Martin D. Rosen (1982) carried out an unusually detailed analysis of the debitage assemblages from two sites near Jamacha, SDI-4763 and SDI-5066. He considered up to 38 attributes of the flakes and explicitly linked several of the attributes to Collins' stage scheme. He concluded that SDI-5066 contained residues from more early-stage core preparation work, while SDI-4763 represented later-stage shaping of blanks and preforms for bifacial tools. He suggested as statistical indicators of a predominance of early-stage reduction (a) a higher frequency of flakes with widths greater than their lengths, (b) thicker flakes, (c) a greater mean distance from the point of force application on flakes to the line of maximum width, (d) a greater mean distance from the point of force application to the line of maximum thickness, (e) a higher frequency of flakes with cortical platforms or with fewer platform scars, (f) stronger ventral lipping on flakes, (g) a higher frequency of flakes with dorsal cortex, (h) flakes with fewer dorsal scars, (i) a predominance of larger dorsal scars, and (j) weak patterning of dorsal scar orientation.

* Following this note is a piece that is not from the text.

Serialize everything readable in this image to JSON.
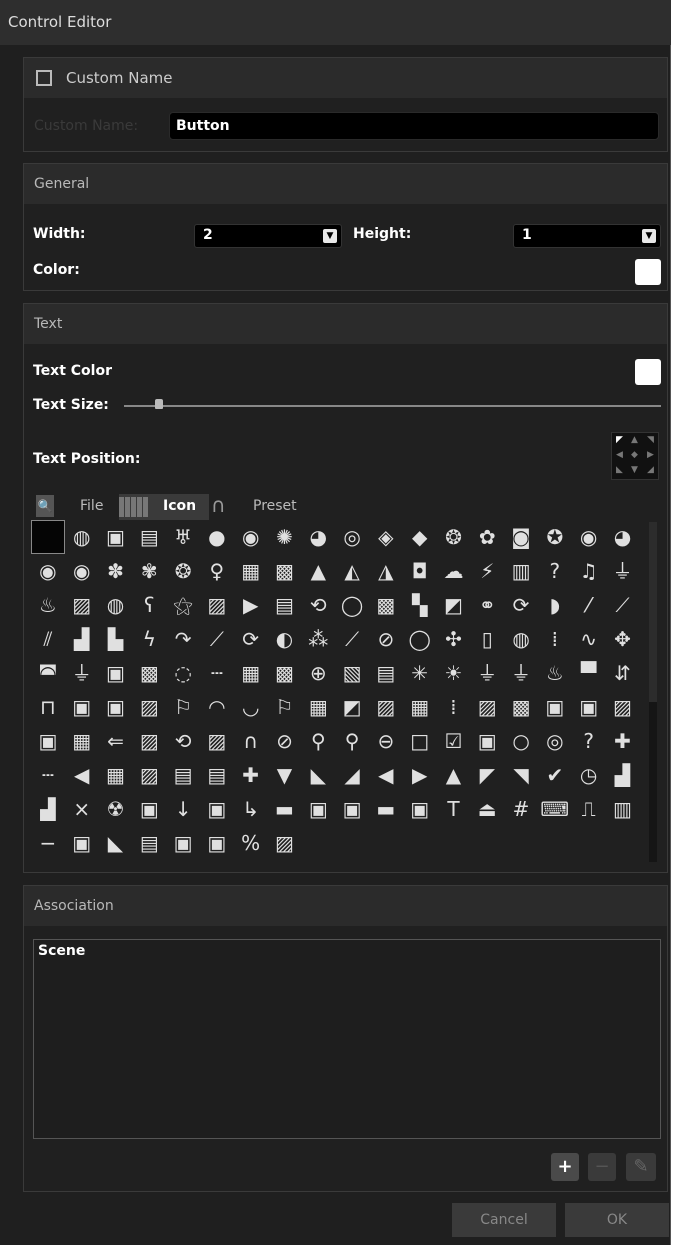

D. L. True and Paul D. Bouey (1990) discussed the reduction stages represented by non-quartz debitage at the Gladishill Site, a probable San Dieguito camp near Valley Center. The stage analysis was based informally on flake size and the number of dorsal scars. The conclusion was that "little or no primary tool manufacture took place on the site" (True and Bouey 1990:20).
Brian F. Byrd, John R. Cook, and Carol Serr (1993) discussed the general types of lithic reduction activities that were represented at several sites and loci near Jamacha, although their scheme was not explicitly a stage sequence. They took into account the proportions of primary, secondary, and interior flakes (based on cortex), flake size and fragmentation, and the count ratios of debitage to cores and to flaked tools. These considerations suggested that the sites were used primarily for tool manufacturing and resharpening, not for initial core reduction.
The most extensive application of a reduction stage scheme to local debitage analysis has been in conjunction with a nine-type debitage classification system, developed primarily by E. Jane Rosenthal (Norwood et al. 1982) and Susan M. Hector (1984). The interpretation of debitage types in terms of lithic reduction stages was apparently based on replicative experiments as well as general reasoning. In applications of the nine-type system by different investigators, both the precise definitions of the nine types and their reduction-stage interpretations have varied slightly. Several reservations concerning the system's use in inferring lithic reduction stages may be suggested:
-- The validity of its types as indicators of particular reduction stages has apparently not been tested empirically. This might be done by comparing results from this method with other indications of site function or by testing the internal consistency of reduction stage indications derived from the various types.
-- Similarly, the optimality of the specific attributes used in the typology for the purpose of identifying reduction stages has not been tested empirically. For instance, would qualitatively different attributes, different length or dorsal cortex percentage classes, or different ways of clustering the attributes be more successful in making the desired stage distinctions?
-- It is not clear whether the relationship between a lithic waste type and a reduction stage is intended to be interpreted as absolute or statistical. For instance, would the presence of wastes without platforms but with cortex (Type 8) be taken to establish the presence of Stage II or Stage III reduction, or would a relatively high proportion of such wastes merely be
taken to indicate a probable preponderance of those stages?
-- Given that most of the types have been assigned to more than one reduction stage, and given that such multiple assignments overlap, it is not clear how, statistically, the relative importance of a particular stage (or group of stages) within an assemblage should to be expressed.
-- Almost all of the sizeable lithic waste assemblages that have been reported contain all nine waste types, but specific standards have not yet been suggested for deciding what constitutes a relatively heavy or light emphasis on work at a particular reduction stage.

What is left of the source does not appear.